Nach Riegls Tod wurde 1905 der Tscheche Max Dvořák (1874-1921) - unter Protest der Deutschnationalen - zunächst nur als ao. Professor berufen. Der Tod Wickhoffs vier Jahre später führte zu einer Zäsur in der Institutsgeschichte. Wie in den 1880erJahren kam es zu einem Widerstreit von zwei gegensätzlichen Auffassungen von Kunstwissenschaft, den diesmal nur ein Kompromiß beenden konnte: Als Nachfolger Wickhoffs berief man mit Josef Strzygowski einen deklarierten Gegner der Wiener Schule, den vor allem die Naturwissenschaftler favorisierten.
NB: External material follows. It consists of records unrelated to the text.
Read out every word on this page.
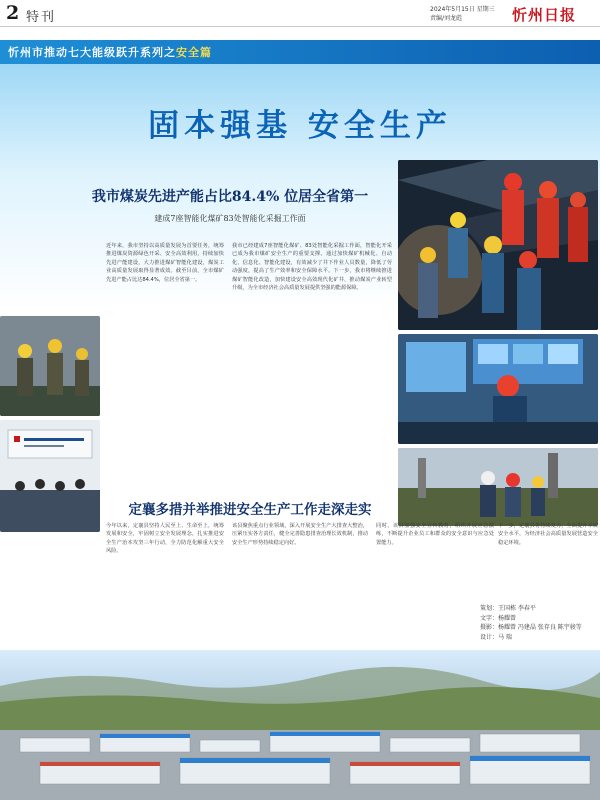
2 特刊
2024年5月15日 星期三
责编/刘龙彪	忻州日报
忻州市推动七大能级跃升系列之安全篇
固本强基 安全生产
我市煤炭先进产能占比84.4% 位居全省第一
建成7座智能化煤矿83处智能化采掘工作面
近年来，我市坚持以高质量发展为首要任务，统筹推进煤炭资源绿色开采、安全高效利用，持续加快先进产能建设，大力推进煤矿智能化建设，煤炭工业高质量发展取得显著成效。截至目前，全市煤矿先进产能占比达84.4%，位居全省第一。
我市已经建成7座智能化煤矿、83处智能化采掘工作面，智能化开采已成为我市煤矿安全生产的重要支撑。通过加快煤矿机械化、自动化、信息化、智能化建设，有效减少了井下作业人员数量，降低了劳动强度，提高了生产效率和安全保障水平。下一步，我市将继续推进煤矿智能化改造，加快建设安全高效现代化矿井，推动煤炭产业转型升级，为全市经济社会高质量发展提供坚强的能源保障。
定襄多措并举推进安全生产工作走深走实
今年以来，定襄县坚持人民至上、生命至上，统筹发展和安全，牢固树立安全发展理念，扎实推进安全生产治本攻坚三年行动，全力防范化解重大安全风险。
该县聚焦重点行业领域，深入开展安全生产大排查大整治，压紧压实各方责任，健全完善隐患排查治理长效机制，推动安全生产形势持续稳定向好。
同时，该县加强安全宣传教育，组织开展应急演练，不断提升企业员工和群众的安全意识与应急处置能力。
下一步，定襄县将持续发力，全面提升本质安全水平，为经济社会高质量发展营造安全稳定环境。
策划：王国栋 李春平
文字：杨耀曾
摄影：杨耀曾 冯建晶 张存良 陈宇骏等
设计：马 瑞
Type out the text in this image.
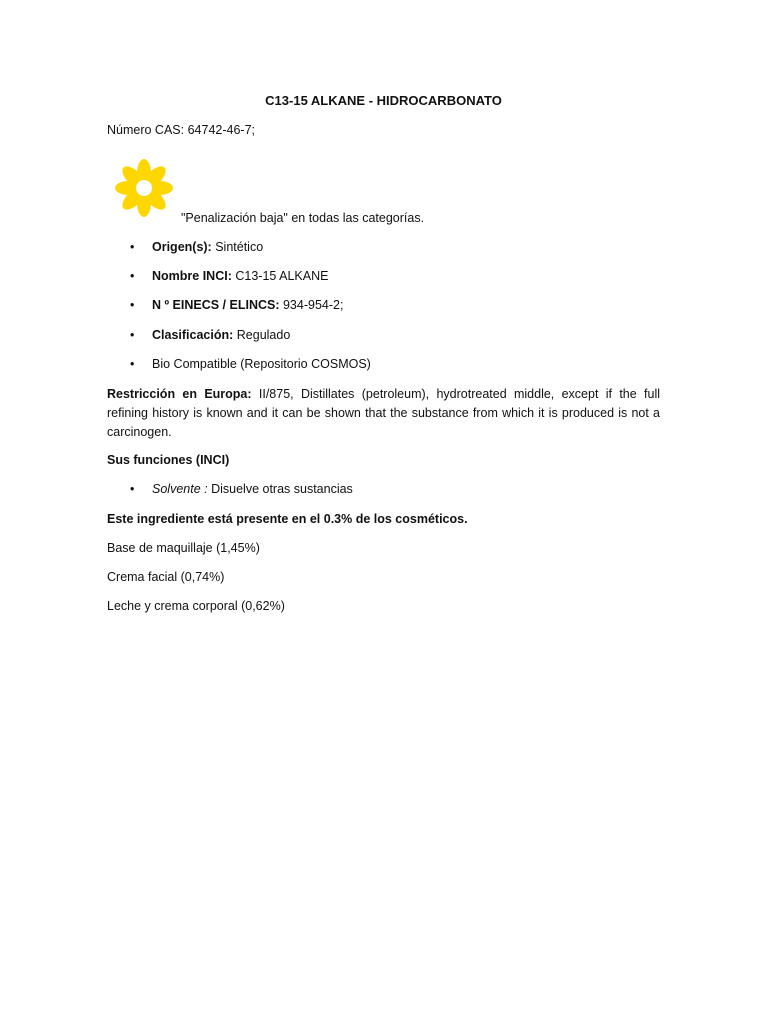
C13-15 ALKANE - HIDROCARBONATO
Número CAS: 64742-46-7;
"Penalización baja" en todas las categorías.
• Origen(s): Sintético
• Nombre INCI: C13-15 ALKANE
• N º EINECS / ELINCS: 934-954-2;
• Clasificación: Regulado
• Bio Compatible (Repositorio COSMOS)
Restricción en Europa: II/875, Distillates (petroleum), hydrotreated middle, except if the full refining history is known and it can be shown that the substance from which it is produced is not a carcinogen.
Sus funciones (INCI)
• Solvente : Disuelve otras sustancias
Este ingrediente está presente en el 0.3% de los cosméticos.
Base de maquillaje (1,45%)
Crema facial (0,74%)
Leche y crema corporal (0,62%)
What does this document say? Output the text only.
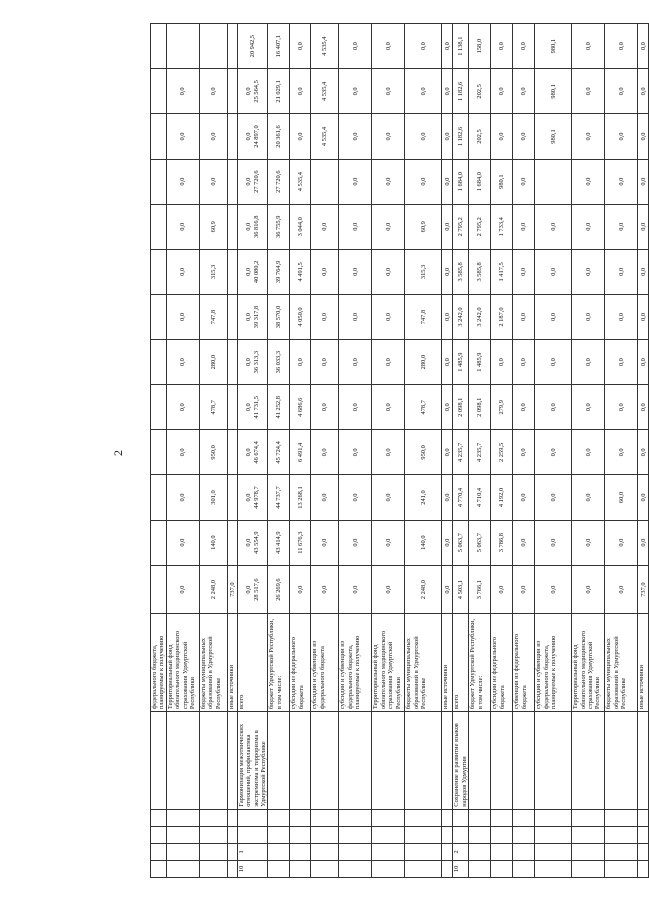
2
					федерального бюджета, планируемые к получению													
					Территориальный фонд обязательного медицинского страхования Удмуртской Республики	0,0	0,0	0,0	0,0	0,0	0,0	0,0	0,0	0,0	0,0	0,0	0,0	
					бюджеты муниципальных образований в Удмуртской Республике	2 248,0	140,0	301,0	950,0	478,7	280,0	747,8	315,3	60,9	0,0	0,0	0,0	
					иные источники	737,0												
10	1			Гармонизация межэтнических отношений, профилактика экстремизма и терроризма в Удмуртской Республике	всего	0,0 28 517,6	0,0 43 554,9	0,0 44 978,7	0,0 46 674,4	0,0 41 731,5	0,0 36 313,3	0,0 39 317,8	0,0 40 080,2	0,0 36 816,8	0,0 27 720,6	0,0 24 897,0	0,0 25 564,5	20 942,5
					бюджет Удмуртской Республики, в том числе:	26 269,6	43 414,9	44 737,7	45 724,4	41 252,8	36 033,3	38 570,0	39 764,9	36 755,9	27 720,6	20 361,6	21 029,1	16 407,1
					субсидии из федерального бюджета	0,0	11 676,3	13 268,1	6 491,4	4 686,6	0,0	4 050,0	4 491,5	3 044,0	4 535,4	0,0	0,0	0,0
					субсидии и субвенции из федерального бюджета	0,0	0,0	0,0	0,0	0,0	0,0	0,0	0,0	0,0		4 535,4	4 535,4	4 535,4
					субсидии и субвенции из федерального бюджета, планируемые к получению	0,0	0,0	0,0	0,0	0,0	0,0	0,0	0,0	0,0	0,0	0,0	0,0	0,0
					Территориальный фонд обязательного медицинского страхования Удмуртской Республики	0,0	0,0	0,0	0,0	0,0	0,0	0,0	0,0	0,0	0,0	0,0	0,0	0,0
					бюджеты муниципальных образований в Удмуртской Республике	2 248,0	140,0	241,0	950,0	478,7	280,0	747,8	315,3	60,9	0,0	0,0	0,0	0,0
					иные источники	0,0	0,0	0,0	0,0	0,0	0,0	0,0	0,0	0,0	0,0	0,0	0,0	0,0
10	2			Сохранение и развитие языков народов Удмуртии	всего	4 503,1	5 063,7	4 770,4	4 235,7	2 098,1	1 485,9	3 242,0	3 585,8	2 795,2	1 684,0	1 182,6	1 182,6	1 138,1
					бюджет Удмуртской Республики, в том числе:	3 766,1	5 063,7	4 710,4	4 235,7	2 098,1	1 485,9	3 242,0	3 585,8	2 795,2	1 684,0	202,5	202,5	158,0
					субсидии из федерального бюджета	0,0	3 786,8	4 192,0	2 259,5	279,9	0,0	2 187,0	1 417,5	1 733,4	980,1	0,0	0,0	0,0
					субвенции из федерального бюджета	0,0	0,0	0,0	0,0	0,0	0,0	0,0	0,0	0,0	0,0	0,0	0,0	0,0
					субсидии и субвенции из федерального бюджета, планируемые к получению	0,0	0,0	0,0	0,0	0,0	0,0	0,0	0,0	0,0		980,1	980,1	980,1
					Территориальный фонд обязательного медицинского страхования Удмуртской Республики	0,0	0,0	0,0	0,0	0,0	0,0	0,0	0,0	0,0	0,0	0,0	0,0	0,0
					бюджеты муниципальных образований в Удмуртской Республике	0,0	0,0	60,0	0,0	0,0	0,0	0,0	0,0	0,0	0,0	0,0	0,0	0,0
					иные источники	737,0	0,0	0,0	0,0	0,0	0,0	0,0	0,0	0,0	0,0	0,0	0,0	0,0
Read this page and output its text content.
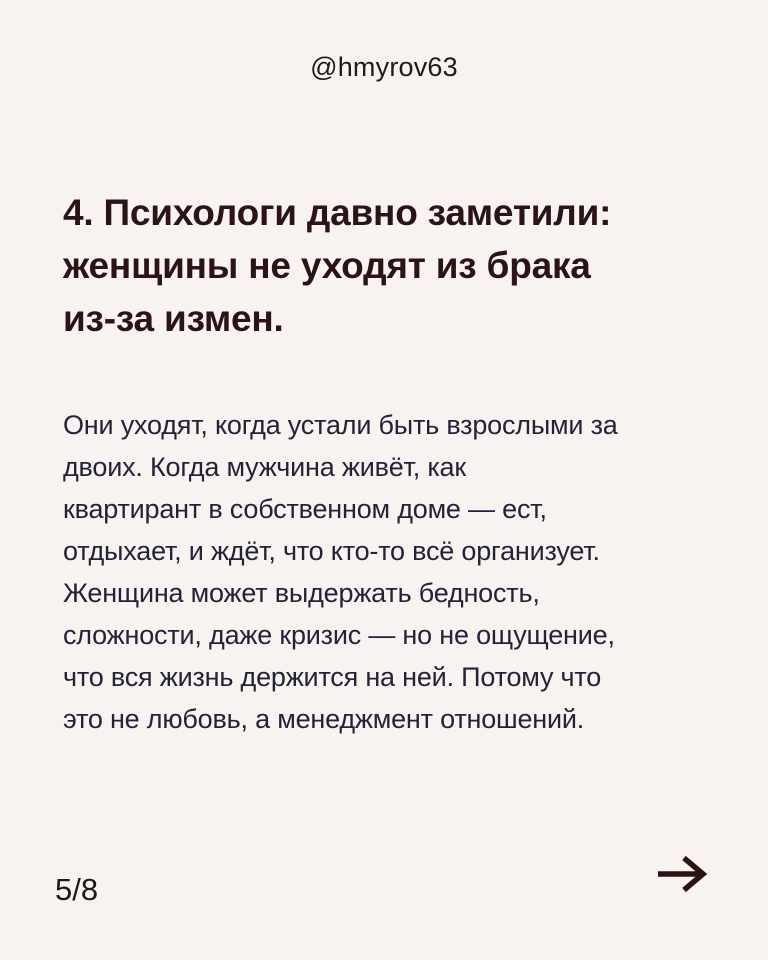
@hmyrov63
4. Психологи давно заметили:
женщины не уходят из брака
из-за измен.

Они уходят, когда устали быть взрослыми за
двоих. Когда мужчина живёт, как
квартирант в собственном доме — ест,
отдыхает, и ждёт, что кто-то всё организует.
Женщина может выдержать бедность,
сложности, даже кризис — но не ощущение,
что вся жизнь держится на ней. Потому что
это не любовь, а менеджмент отношений.

5/8
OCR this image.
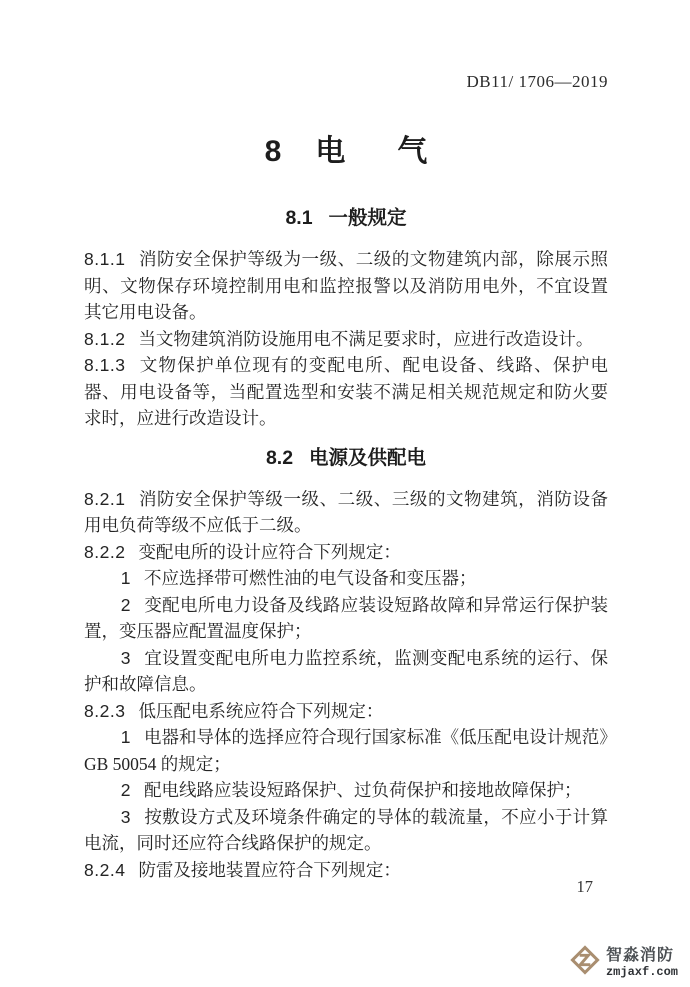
DB11/ 1706—2019
8 电 气
8.1 一般规定

8.1.1 消防安全保护等级为一级、二级的文物建筑内部，除展示照明、文物保存环境控制用电和监控报警以及消防用电外，不宜设置其它用电设备。

8.1.2 当文物建筑消防设施用电不满足要求时，应进行改造设计。

8.1.3 文物保护单位现有的变配电所、配电设备、线路、保护电器、用电设备等，当配置选型和安装不满足相关规范规定和防火要求时，应进行改造设计。

8.2 电源及供配电

8.2.1 消防安全保护等级一级、二级、三级的文物建筑，消防设备用电负荷等级不应低于二级。

8.2.2 变配电所的设计应符合下列规定：

1 不应选择带可燃性油的电气设备和变压器；

2 变配电所电力设备及线路应装设短路故障和异常运行保护装置，变压器应配置温度保护；

3 宜设置变配电所电力监控系统，监测变配电系统的运行、保护和故障信息。

8.2.3 低压配电系统应符合下列规定：

1 电器和导体的选择应符合现行国家标准《低压配电设计规范》GB 50054 的规定；

2 配电线路应装设短路保护、过负荷保护和接地故障保护；

3 按敷设方式及环境条件确定的导体的载流量，不应小于计算电流，同时还应符合线路保护的规定。

8.2.4 防雷及接地装置应符合下列规定：

17
智淼消防
zmjaxf.com
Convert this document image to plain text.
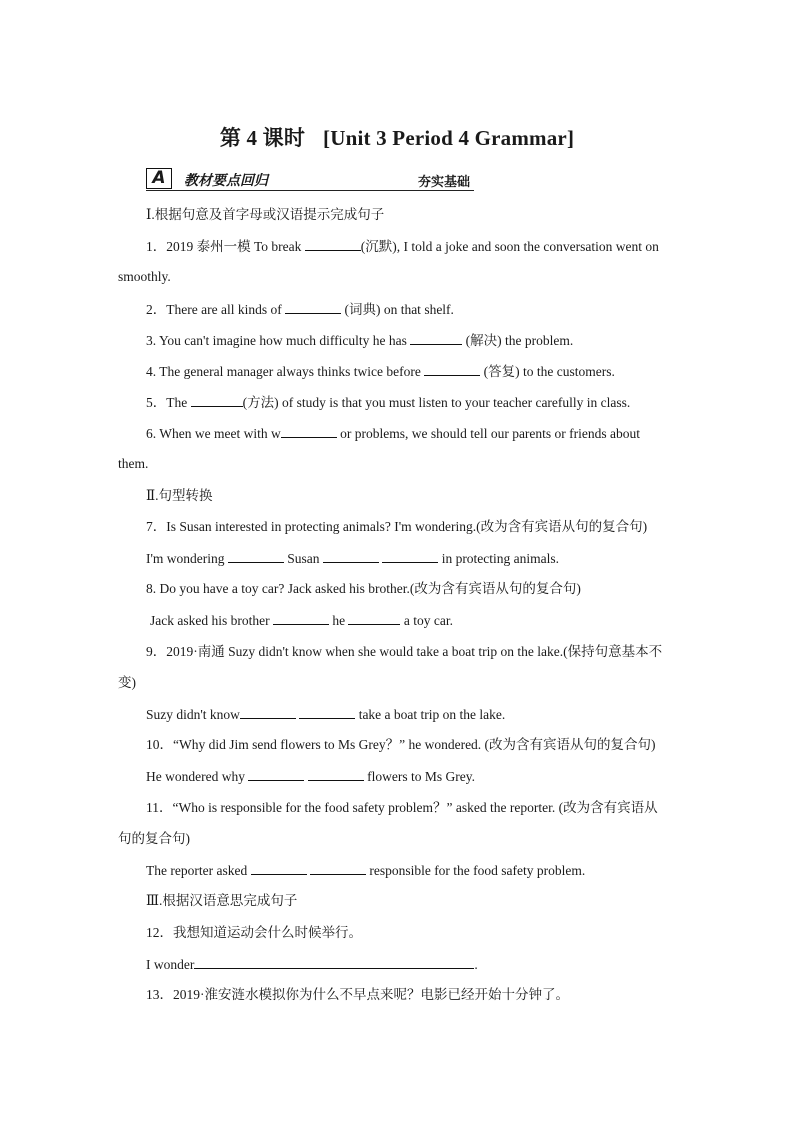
第 4 课时 [Unit 3 Period 4 Grammar]
A	教材要点回归	夯实基础
Ⅰ.根据句意及首字母或汉语提示完成句子
1．2019 泰州一模 To break	(沉默), I told a joke and soon the conversation went on
smoothly.
2．There are all kinds of	(词典) on that shelf.
3. You can't imagine how much difficulty he has	(解决) the problem.
4. The general manager always thinks twice before	(答复) to the customers.
5．The	(方法) of study is that you must listen to your teacher carefully in class.
6. When we meet with w	or problems, we should tell our parents or friends about
them.
Ⅱ.句型转换
7．Is Susan interested in protecting animals? I'm wondering.(改为含有宾语从句的复合句)
I'm wondering	Susan	in protecting animals.
8. Do you have a toy car? Jack asked his brother.(改为含有宾语从句的复合句)
Jack asked his brother	he	a toy car.
9．2019·南通 Suzy didn't know when she would take a boat trip on the lake.(保持句意基本不
变)
Suzy didn't know	take a boat trip on the lake.
10．“Why did Jim send flowers to Ms Grey？” he wondered. (改为含有宾语从句的复合句)
He wondered why	flowers to Ms Grey.
11．“Who is responsible for the food safety problem？” asked the reporter. (改为含有宾语从
句的复合句)
The reporter asked	responsible for the food safety problem.
Ⅲ.根据汉语意思完成句子
12．我想知道运动会什么时候举行。
I wonder	.
13．2019·淮安涟水模拟你为什么不早点来呢？电影已经开始十分钟了。
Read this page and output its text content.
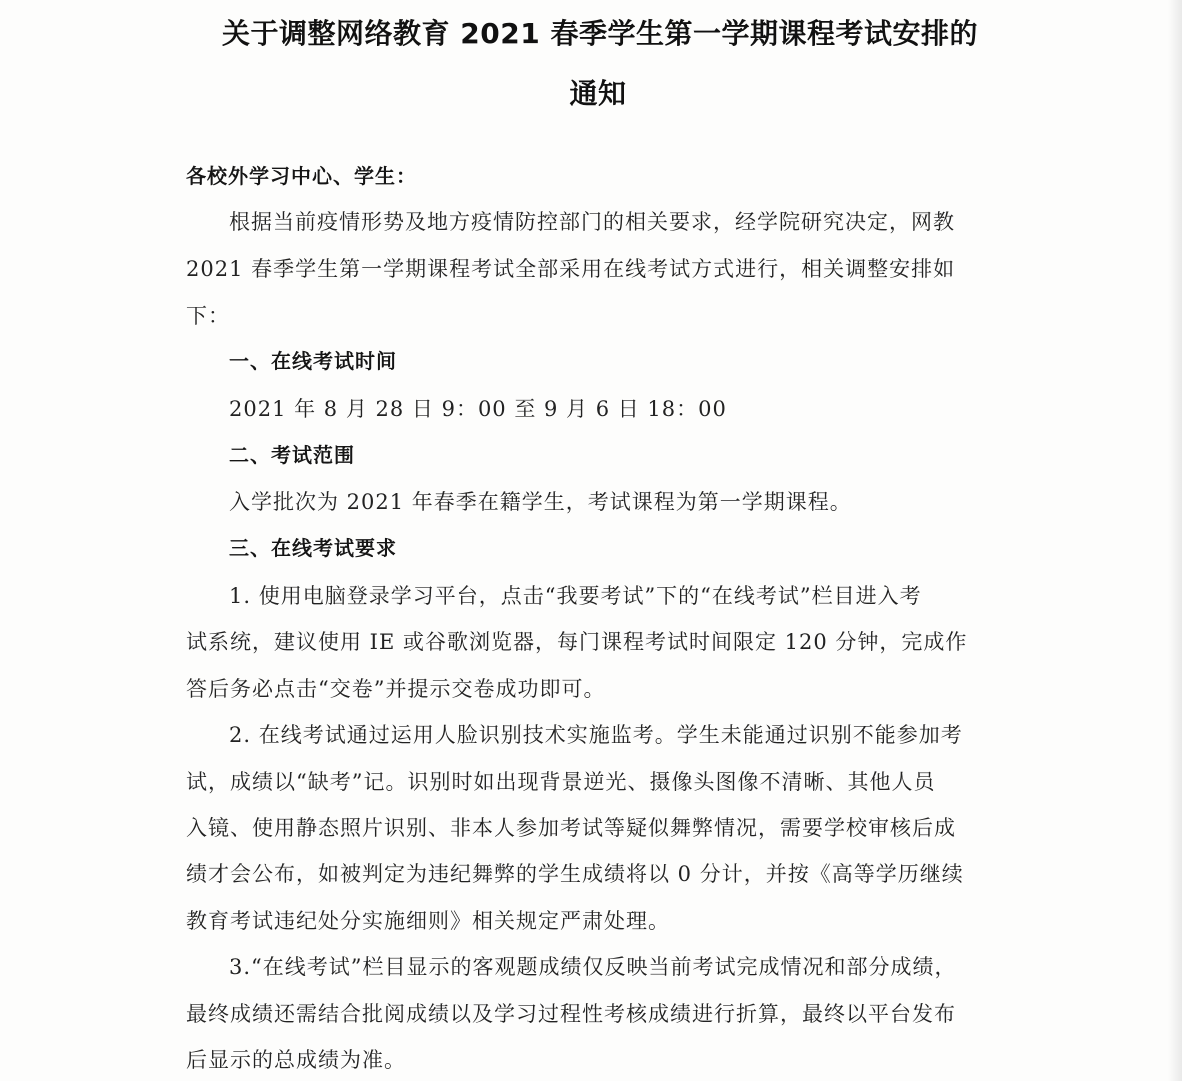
关于调整网络教育 2021 春季学生第一学期课程考试安排的
通知
各校外学习中心、学生：
根据当前疫情形势及地方疫情防控部门的相关要求，经学院研究决定，网教
2021 春季学生第一学期课程考试全部采用在线考试方式进行，相关调整安排如
下：
一、在线考试时间
2021 年 8 月 28 日 9：00 至 9 月 6 日 18：00
二、考试范围
入学批次为 2021 年春季在籍学生，考试课程为第一学期课程。
三、在线考试要求
1. 使用电脑登录学习平台，点击“我要考试”下的“在线考试”栏目进入考
试系统，建议使用 IE 或谷歌浏览器，每门课程考试时间限定 120 分钟，完成作
答后务必点击“交卷”并提示交卷成功即可。
2. 在线考试通过运用人脸识别技术实施监考。学生未能通过识别不能参加考
试，成绩以“缺考”记。识别时如出现背景逆光、摄像头图像不清晰、其他人员
入镜、使用静态照片识别、非本人参加考试等疑似舞弊情况，需要学校审核后成
绩才会公布，如被判定为违纪舞弊的学生成绩将以 0 分计，并按《高等学历继续
教育考试违纪处分实施细则》相关规定严肃处理。
3.“在线考试”栏目显示的客观题成绩仅反映当前考试完成情况和部分成绩，
最终成绩还需结合批阅成绩以及学习过程性考核成绩进行折算，最终以平台发布
后显示的总成绩为准。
Im Gegenzug wurde Dvořák 1909 ebenfalls o. Professor, als Absolvent des IÖG übernahm er die bisher von Wickhoff betreute Lehre am Institutskurs der Historiker. Unüberwindbare Differenzen führten 1911 zu einer auch räumlichen Trennung: Strzygowskis 'I. Kunsthistorisches Institut' bezog eine angemietete Wohnung am Ring gegenüber der Universität (Wien 1, Franzensring 12; ab 1922 dann in Wien 9, Hörlgasse 6); Dvořáks 'Kunsthistorischer Apparat' blieb in den alten Räumen im Hauptgebäude und wurde 1920 zum 'II. Kunsthistorischen Institut' erhoben - eine irreführende Bezeichnung, da Dvořák als Nachfolger von Eitelberger und Riegl eigentlich die ältere Lehrkanzel besetzte.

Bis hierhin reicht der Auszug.